Radiation therapy that is delivered to the head and neck area can result in xerostomia, a chronic dry-mouth condition that is caused by damage to the salivary glands. You might also experience dryness to the mucous membrane in the nose and sinuses. The treatment protocol is very similar to the treatment of Sjogren’s syndrome: frequent
saline irrigation, emollients, nasal topical antibiotics, and nighttime humidifiers. Saline
rinses are especially important because the normal mucociliary flow is often impeded after radiation therapy. This helps clean the nose and, in many individuals, decreases the amount of infection and crusting and thus makes the nose and sinuses feel more comfortable.
Radiation therapy or cancer itself may cause a change of taste or smell. Your sense of smell and taste can be temporarily or permanently altered, decreased, or may even disappear. Some people even report that they suffer from the presence of a foul sense of smell/taste. If you notice a severely decreased sense of smell, take extra steps to ensure safety around the home with smoke detectors and other appliances that can detect the presence of gas fumes or smoke in the home.

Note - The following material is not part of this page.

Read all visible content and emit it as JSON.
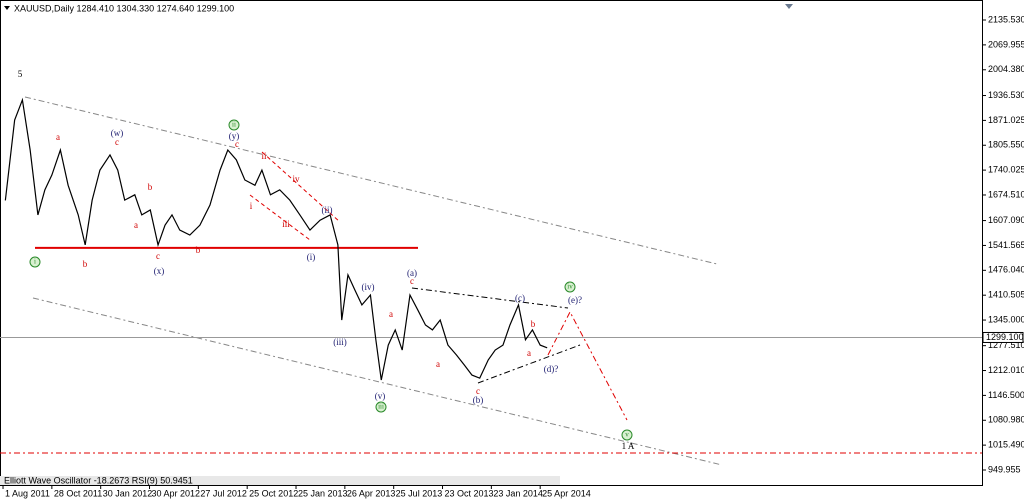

You may notice that even the foods you most enjoy now have a bitter taste or simply have less taste. The following suggestions may help make food taste better:
■ Choose only the foods that continue to look and smell good to you.
■ Serve foods at room temperature.
* Try using additional seasonings, including fresh herbs and spices.
■ Try tart foods (such as oranges or lemons) that may have more taste, unless you are experiencing a sore mouth or throat.